Le tarif fixe efface le calcul. Atter AI coûte 6,99 $/semaine, 49,99 $/an ou 129,99 $ à vie, avec un essai gratuit de 3 jours pour le tester d’abord sur votre audio réel, et sans limite de durée par fichier : l’enregistrement d’un bootcamp de 6 heures coûte la même chose (rien de plus) que la leçon d’intro de 8 minutes. Servez-vous de l’essai pour passer deux vraies leçons d’un cours que vous suivez déjà ; ce qui décide la précision, c’est votre source audio, pas un benchmark.
FAQ
Puis-je transcrire la vidéo d’un cours Coursera ou Udemy ?
Oui, avec une bifurcation. Si la plateforme autorise le téléchargement du cours (l’appli Udemy le permet pour beaucoup de cours, certains parcours Coursera aussi), déposez ce fichier pour le résultat le plus propre. En streaming seul, enregistrez l’audio pendant la lecture et transcrivez cet enregistrement. Dans les deux cas, vous obtenez un texte cherchable. Gardez-le pour votre étude : redistribuer la transcription d’un cours payant se heurte aux conditions de la plateforme et au droit d’auteur du formateur.
Est-il légal de transcrire un cours en ligne que j’ai payé ?
Pour un usage d’étude personnel, transcrire un contenu auquel vous êtes légitimement inscrit est généralement correct : c’est comme prendre des notes. La ligne à ne pas franchir, c’est la distribution : vendre, partager ou publier les transcriptions d’un cours payant viole les conditions et le droit d’auteur. Enregistrez pour vous, gardez pour vous. Dans le doute, consultez les conditions d’utilisation de la plateforme, qui traitent en général explicitement des copies à usage personnel.
Quelle est la précision de la transcription sur les vidéos de cours ?
Meilleure que sur presque tout autre audio, car la vidéo de cours est en général propre : bons micros, salles calmes, souvent scriptées. La transcription tient 98,7 % de précision sur un audio propre, et la plupart des contenus de cours rentrent dans le cadre. Les erreurs se concentrent sur le jargon technique, les noms de bibliothèques et de produits, et la prononciation accentuée des termes spécialisés ; une relecture de cinq minutes des termes clés le jour même attrape ceux qui pèsent sur la compréhension.
Et les cours dans une autre langue ?
Pris en charge : 90+ langues, y compris le contenu qui change de langue en milieu de phrase. Pour qui suit un cours dans une langue seconde, la transcription est une vraie amélioration : lire permet d’aller à son rythme et de relire une phrase ; l’écoute en temps réel ne donne qu’une seule chance. Une transcription bilingue en regard est l’une des façons les plus efficaces d’étudier un cours de langue.
La transcription capte-t-elle le code ou les équations à l’écran ?
Non : ce qui n’est qu’affiché visuellement ne passe pas par le canal audio.

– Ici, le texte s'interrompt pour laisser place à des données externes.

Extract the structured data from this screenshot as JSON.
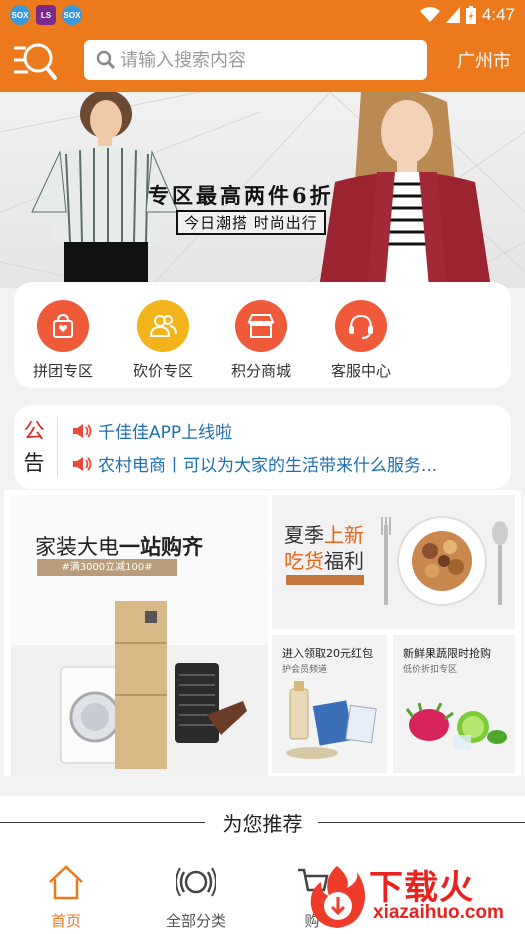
{
  "status_bar": {
    "apps": [
      "SOX",
      "LS",
      "SOX"
    ],
    "time": "4:47"
  },
  "header": {
    "search_placeholder": "请输入搜索内容",
    "city": "广州市"
  },
  "banner": {
    "headline": "专区最高两件6折",
    "sub": "今日潮搭 时尚出行"
  },
  "categories": [
    {
      "label": "拼团专区",
      "icon": "shopping-bag-icon",
      "color": "#ef5a3b"
    },
    {
      "label": "砍价专区",
      "icon": "users-icon",
      "color": "#f3b31b"
    },
    {
      "label": "积分商城",
      "icon": "store-icon",
      "color": "#ef5a3b"
    },
    {
      "label": "客服中心",
      "icon": "headset-icon",
      "color": "#ef5a3b"
    }
  ],
  "notice": {
    "tag_1": "公",
    "tag_2": "告",
    "items": [
      "千佳佳APP上线啦",
      "农村电商丨可以为大家的生活带来什么服务..."
    ]
  },
  "promos": {
    "appliance": {
      "title_plain": "家装大电",
      "title_bold": "一站购齐",
      "tag": "#满3000立减100#"
    },
    "snacks": {
      "line1_plain": "夏季",
      "line1_accent": "上新",
      "line2_accent": "吃货",
      "line2_plain": "福利"
    },
    "red_packet": {
      "title": "进入领取20元红包",
      "sub": "护会员频道"
    },
    "fruit": {
      "title": "新鲜果蔬限时抢购",
      "sub": "低价折扣专区"
    }
  },
  "recommend": {
    "title": "为您推荐"
  },
  "bottom_nav": [
    {
      "label": "首页",
      "icon": "home-icon",
      "active": true
    },
    {
      "label": "全部分类",
      "icon": "category-icon",
      "active": false
    },
    {
      "label": "购",
      "icon": "cart-icon",
      "active": false
    }
  ],
  "watermark": {
    "brand": "下载火",
    "url": "xiazaihuo.com"
  },
  "colors": {
    "accent": "#ec7a1c",
    "notice_blue": "#1d6fb3",
    "notice_red": "#d8261c"
  }
}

L’explication parlée se transcrit en entier (« import pandas as pd, puis appelle read_csv »), mais un écran de code ou un bloc de maths n’apparaît pas dans le texte. Pour les cours techniques très visuels, la transcription capte le raisonnement du formateur et vous capturez les symboles à l’écran. Ensemble, elles battent chacune prise séparément.
Comment étudier une transcription de 36 000 mots sans se noyer ?
N’étudiez pas la transcription : étudiez ce que vous en comprimez. Le jour même de la transcription, passez dix minutes à la mettre dans le format que réclame le cours : antisèche pour la programmation, cartes pour une certification, liste d’actions pour un cours de business. Gardez la transcription complète comme archive cherchable pour quand il vous faut une explication exacte. La transcription, c’est la bibliothèque de référence ; la compression, c’est l’étude.